The Pro-Life Principle
Sometimes, sticking to principle means accepting things that we don’t like.
Sister Toldjah posted a story on her website, which she entitled A great argument for the death penalty, about how an utterly sick freak, James C. Effler, Jr., a convicted sex offender out on parole, raped a toddler in a public library.
My comment is below:
Well, I’m sure that the Sister Toldjah readers will disagree with me on this one, but being pro-life means being pro-life: lock him up in prison and throw away the key.
This case points to two real problems: one, why was he out of jail for a sex crime with a victim (a 31 year old woman) in just three years, and two, what good is a sex offenders’ registry if the registered offenders are not kept track of in some manner?
In the past decade or so, we’ve set up all sorts of registries for convicted sex offenders, but if they can simply register, and then leave the state (as this man did), it seems that the registries are of little use. (If you had to register as a pervert in Texas, and had no particular reason why you had to stay in Texas, wouldn’t it make more sense for you to move to Iowa than stay in Texas?)
Now, does this man deserve whatever happens to him, including death? Yup, sure does! But the question of being against capital punishment really isn’t about whether the criminals deserve it; it’s more about whether it is useful to society (and, if we have the power to execute someone, we have him literally helpless; we are not actually defending ourselves against him) and whether executing criminals actually helps our society.
I’d say that it doesn’t. The murder rates in states with capital punishment are generally higher in states that do not, and Texas, which actually carries out the death penalty with more frequency than any other, has consistently had a murder rate higher than the national average.
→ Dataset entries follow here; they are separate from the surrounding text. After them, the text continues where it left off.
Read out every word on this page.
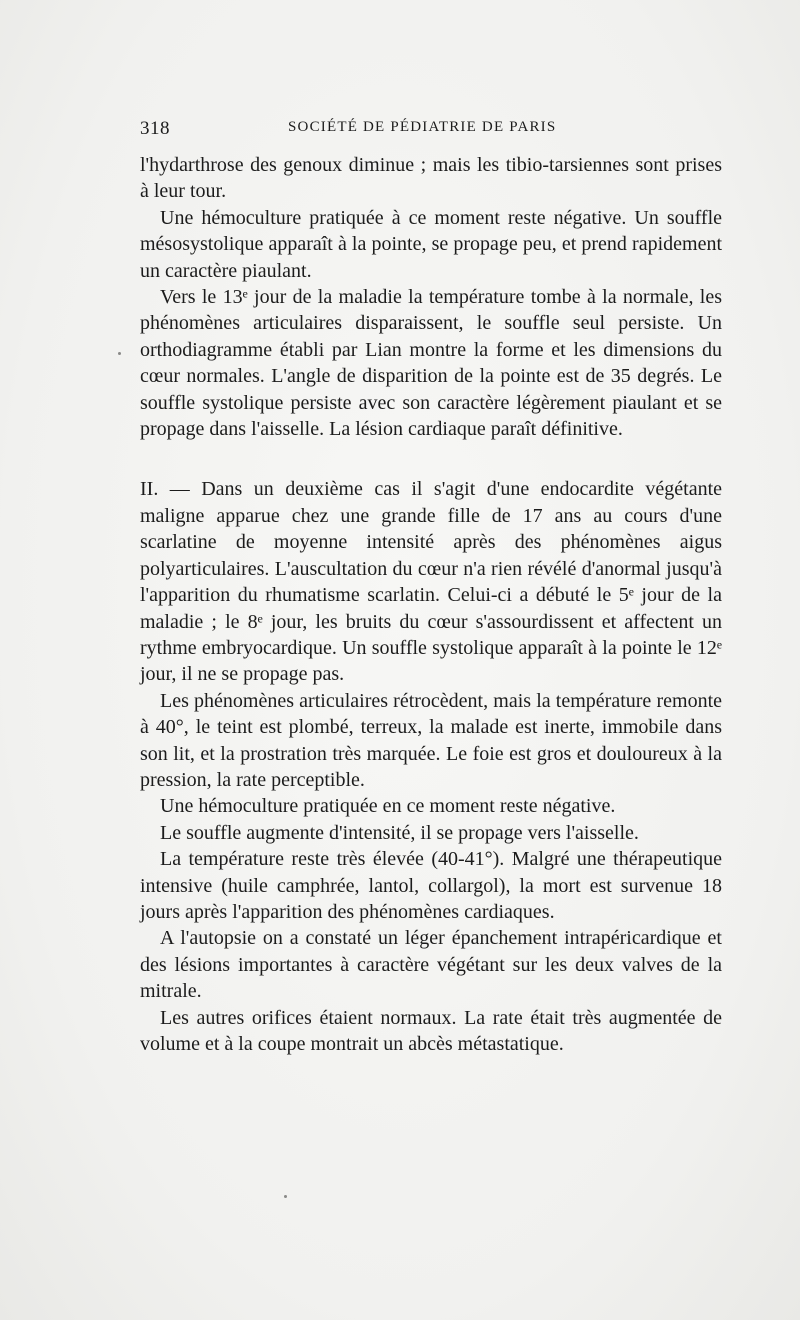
318	SOCIÉTÉ DE PÉDIATRIE DE PARIS

l'hydarthrose des genoux diminue ; mais les tibio-tarsiennes sont prises à leur tour.

Une hémoculture pratiquée à ce moment reste négative. Un souffle mésosystolique apparaît à la pointe, se propage peu, et prend rapidement un caractère piaulant.

Vers le 13ᵉ jour de la maladie la température tombe à la normale, les phénomènes articulaires disparaissent, le souffle seul persiste. Un orthodiagramme établi par Lian montre la forme et les dimensions du cœur normales. L'angle de disparition de la pointe est de 35 degrés. Le souffle systolique persiste avec son caractère légèrement piaulant et se propage dans l'aisselle. La lésion cardiaque paraît définitive.

II. — Dans un deuxième cas il s'agit d'une endocardite végétante maligne apparue chez une grande fille de 17 ans au cours d'une scarlatine de moyenne intensité après des phénomènes aigus polyarticulaires. L'auscultation du cœur n'a rien révélé d'anormal jusqu'à l'apparition du rhumatisme scarlatin. Celui-ci a débuté le 5ᵉ jour de la maladie ; le 8ᵉ jour, les bruits du cœur s'assourdissent et affectent un rythme embryocardique. Un souffle systolique apparaît à la pointe le 12ᵉ jour, il ne se propage pas.

Les phénomènes articulaires rétrocèdent, mais la température remonte à 40°, le teint est plombé, terreux, la malade est inerte, immobile dans son lit, et la prostration très marquée. Le foie est gros et douloureux à la pression, la rate perceptible.

Une hémoculture pratiquée en ce moment reste négative.

Le souffle augmente d'intensité, il se propage vers l'aisselle.

La température reste très élevée (40-41°). Malgré une thérapeutique intensive (huile camphrée, lantol, collargol), la mort est survenue 18 jours après l'apparition des phénomènes cardiaques.

A l'autopsie on a constaté un léger épanchement intrapéricardique et des lésions importantes à caractère végétant sur les deux valves de la mitrale.

Les autres orifices étaient normaux. La rate était très augmentée de volume et à la coupe montrait un abcès métastatique.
(Statistics on capital punishment are available at the Death Penalty Information Center, a site opposed to capital punishment.)
But, more than not really being useful (would it really have mattered if we had just kept the fewer than 1,000 murderers executed since 1977 in jail rather than executing them?), I’d say that it is actually harmful to our society. We are saying, to our children, to everyone, that killing people who are causing us problems is a reasonable solution. The only difference between killing unborn children or people like Terri Schiavo and the convicted murderer is that some people believe they can find good reasons to kill some people, but not others.
Well, if we can find a good reason to kill James Effler, some other people found good reasons, motivated by sympathy, for starving Mrs. Schiavo to death, and 1.4 million American women find good (or at least sufficient) reasons to kill their unborn children every year. Why ought our decisions, that men like Mr. Effler ought to be killed, be of any greater import than the decisions of people like Michael Schiavo?
It’s a whole lot easier to simply be pro-life, period. That means that scumbags like Mr Effler wind up living, albeit in prison. But, in the end, we are better off letting them live, and retaining a logically consistent ethic in support of life.